A Mouthwatering Slice of Custard Pie with Praline Sauce

Indulge in the creamy smoothness of this classic custard pie, elevated by a rich and buttery praline sauce. A perfect dessert for any occasion, it’s sure to impress with its delicate flavor and comforting texture.

  • Author: Nyla
  • Prep Time: 25 minutes
  • Cook Time: 50 minutes
  • Total Time: 75 minutes
  • Yield: 8 servings
  • Category: Dessert
  • Method: Baked
  • Cuisine: American

Ingredients

Scale
  • For the Custard:
  • 1 1/2 cups heavy cream
  • 1 1/2 cups whole milk
  • 1 vanilla bean, split lengthwise and scraped
  • 6 large egg yolks
  • 1/2 cup granulated sugar
  • 1/4 teaspoon salt
  • 1 baked and cooled 9-inch pie crust
  • For the Praline Sauce:
  • 1/2 cup (1 stick) unsalted butter
  • 1 cup packed light brown sugar
  • 1/4 cup heavy cream
  • 1/4 cup pecan halves, toasted
  • 1/4 teaspoon salt

Instructions

  1. Make the Custard: Preheat oven to 325°F (160°C).
  2. In a saucepan, combine heavy cream, milk, and vanilla bean pod and seeds.

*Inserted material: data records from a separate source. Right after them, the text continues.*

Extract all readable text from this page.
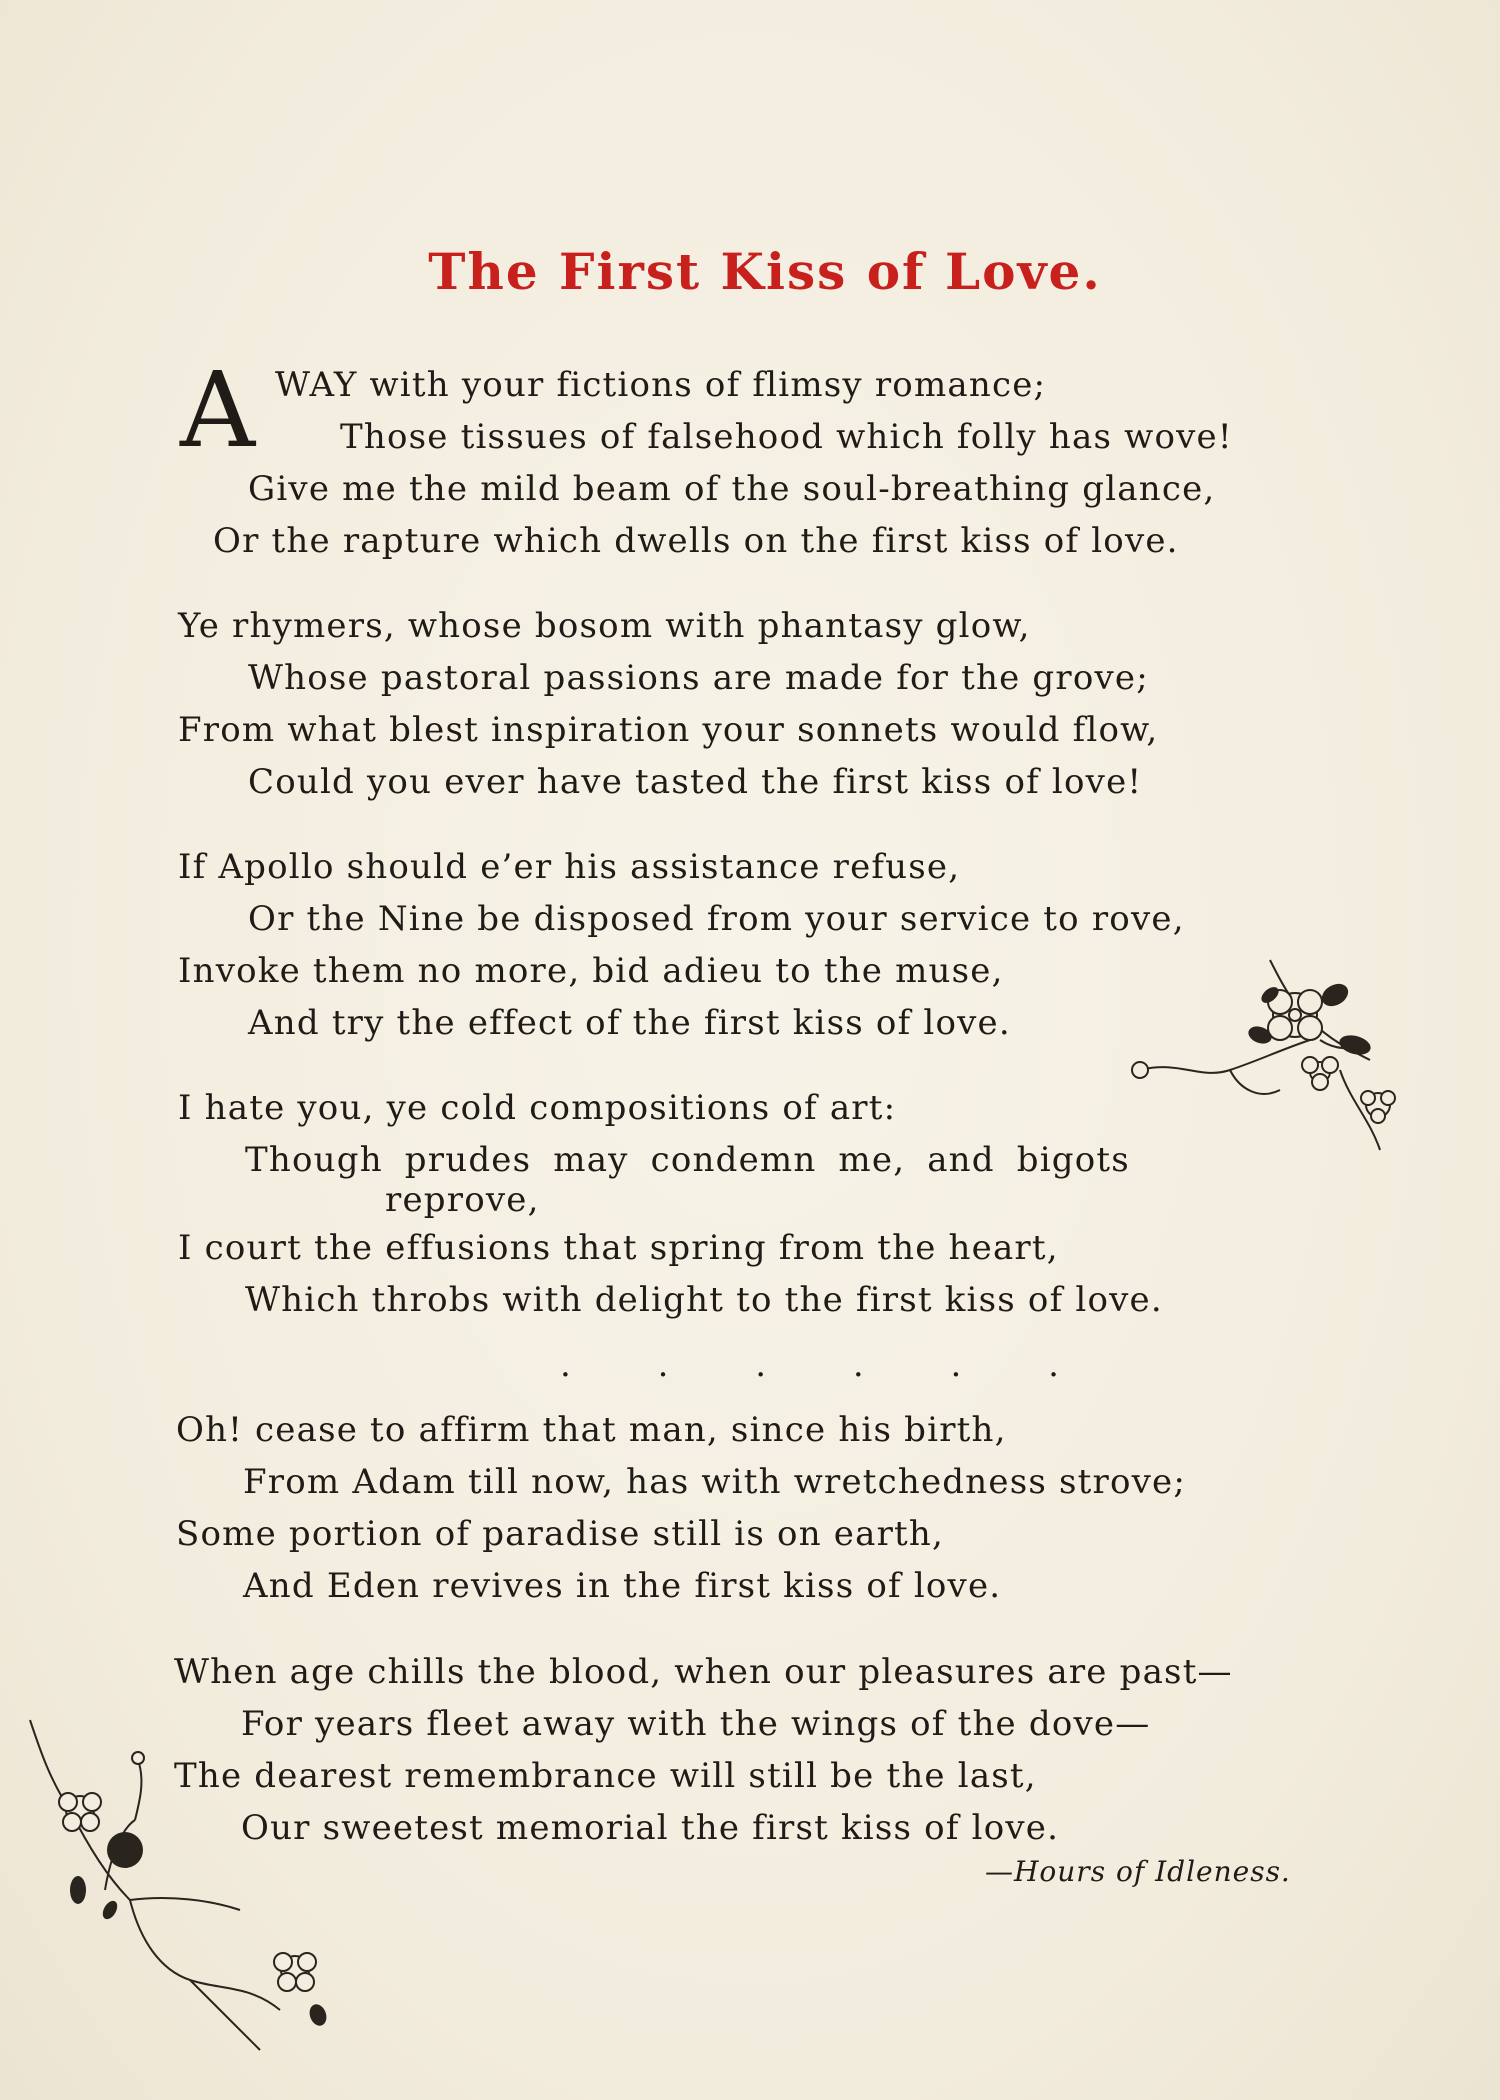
The First Kiss of Love.
A WAY with your fictions of flimsy romance;
Those tissues of falsehood which folly has wove!
Give me the mild beam of the soul-breathing glance,
Or the rapture which dwells on the first kiss of love.
Ye rhymers, whose bosom with phantasy glow,
Whose pastoral passions are made for the grove;
From what blest inspiration your sonnets would flow,
Could you ever have tasted the first kiss of love!
If Apollo should e’er his assistance refuse,
Or the Nine be disposed from your service to rove,
Invoke them no more, bid adieu to the muse,
And try the effect of the first kiss of love.
I hate you, ye cold compositions of art:
Though prudes may condemn me, and bigots
reprove,
I court the effusions that spring from the heart,
Which throbs with delight to the first kiss of love.
. . . . . .
Oh! cease to affirm that man, since his birth,
From Adam till now, has with wretchedness strove;
Some portion of paradise still is on earth,
And Eden revives in the first kiss of love.
When age chills the blood, when our pleasures are past—
For years fleet away with the wings of the dove—
The dearest remembrance will still be the last,
Our sweetest memorial the first kiss of love.
—Hours of Idleness.
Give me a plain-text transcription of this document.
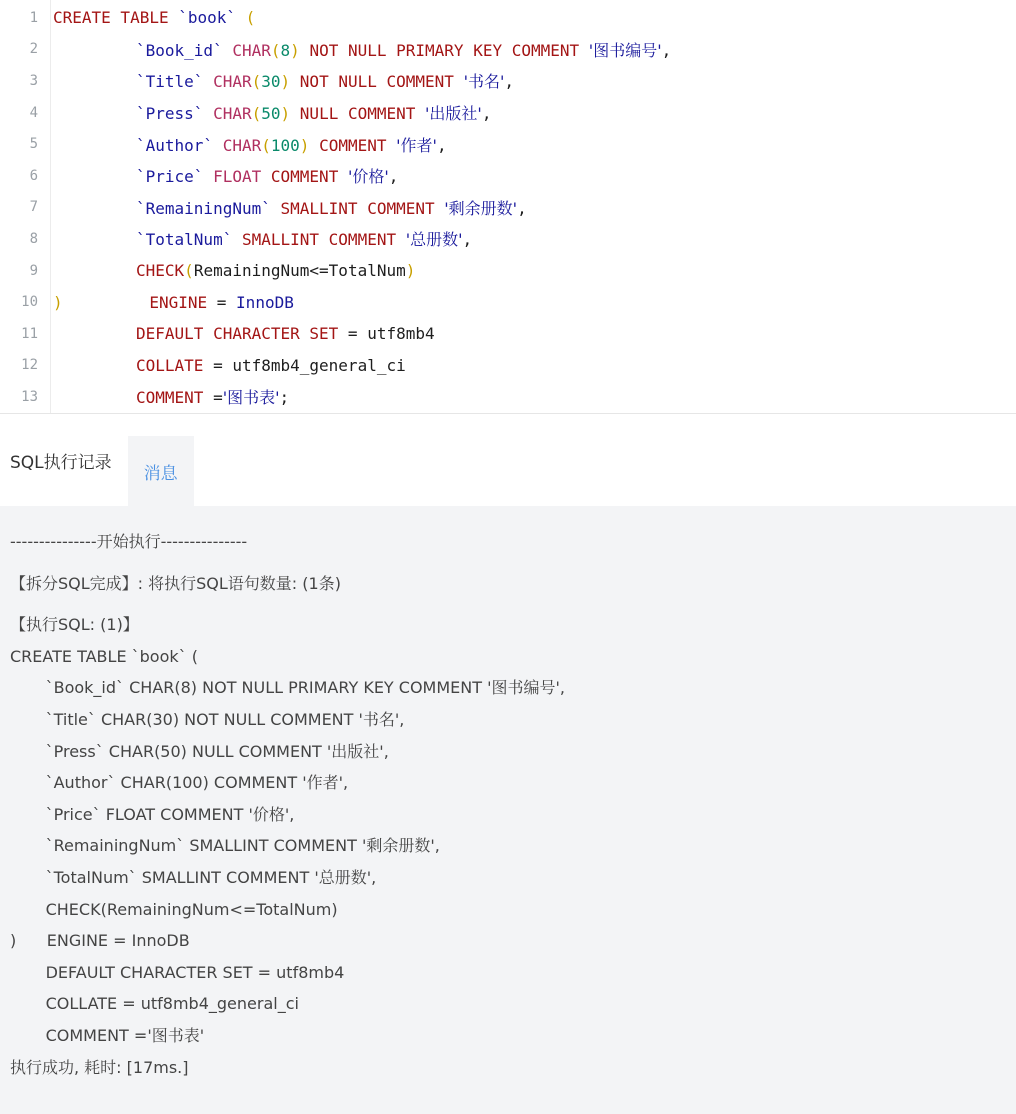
1 CREATE TABLE `book` (
2	`Book_id` CHAR(8) NOT NULL PRIMARY KEY COMMENT '图书编号',
3	`Title` CHAR(30) NOT NULL COMMENT '书名',
4	`Press` CHAR(50) NULL COMMENT '出版社',
5	`Author` CHAR(100) COMMENT '作者',
6	`Price` FLOAT COMMENT '价格',
7	`RemainingNum` SMALLINT COMMENT '剩余册数',
8	`TotalNum` SMALLINT COMMENT '总册数',
9	CHECK(RemainingNum<=TotalNum)
10 )	ENGINE = InnoDB
11	DEFAULT CHARACTER SET = utf8mb4
12	COLLATE = utf8mb4_general_ci
13	COMMENT ='图书表';
SQL执行记录
消息
---------------开始执行---------------
【拆分SQL完成】: 将执行SQL语句数量: (1条)
【执行SQL: (1)】
CREATE TABLE `book` (
`Book_id` CHAR(8) NOT NULL PRIMARY KEY COMMENT '图书编号',
`Title` CHAR(30) NOT NULL COMMENT '书名',
`Press` CHAR(50) NULL COMMENT '出版社',
`Author` CHAR(100) COMMENT '作者',
`Price` FLOAT COMMENT '价格',
`RemainingNum` SMALLINT COMMENT '剩余册数',
`TotalNum` SMALLINT COMMENT '总册数',
CHECK(RemainingNum<=TotalNum)
)      ENGINE = InnoDB
DEFAULT CHARACTER SET = utf8mb4
COLLATE = utf8mb4_general_ci
COMMENT ='图书表'
执行成功, 耗时: [17ms.]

Bring to a simmer over medium heat. Remove from heat and let steep for 30 minutes.
  3. In a bowl, whisk together egg yolks, sugar, and salt until pale and slightly thickened.
  4. Remove the vanilla bean pod from the cream mixture. Gradually whisk the warm cream mixture into the egg yolk mixture.
  5. Strain the custard through a fine-mesh sieve into a measuring cup or pitcher.
  6. Place the baked pie crust on a baking sheet. Carefully pour the custard into the crust.
  7. Bake for 45-55 minutes, or until the custard is set around the edges but still slightly wobbly in the center.
  8. Let cool completely on a wire rack. Refrigerate for at least 2 hours before serving.
  9. Make the Praline Sauce: In a saucepan, combine butter, brown sugar, and heavy cream. Bring to a simmer over medium heat, stirring constantly until the sugar is dissolved.
  10. Continue to simmer for 5-7 minutes, or until the sauce has thickened slightly.
  11. Remove from heat and stir in toasted pecan halves and salt.
  12. To serve, slice the custard pie and drizzle with praline sauce.

Notes

For an extra touch, garnish each slice with a dollop of whipped cream and a sprinkle of chopped pecans.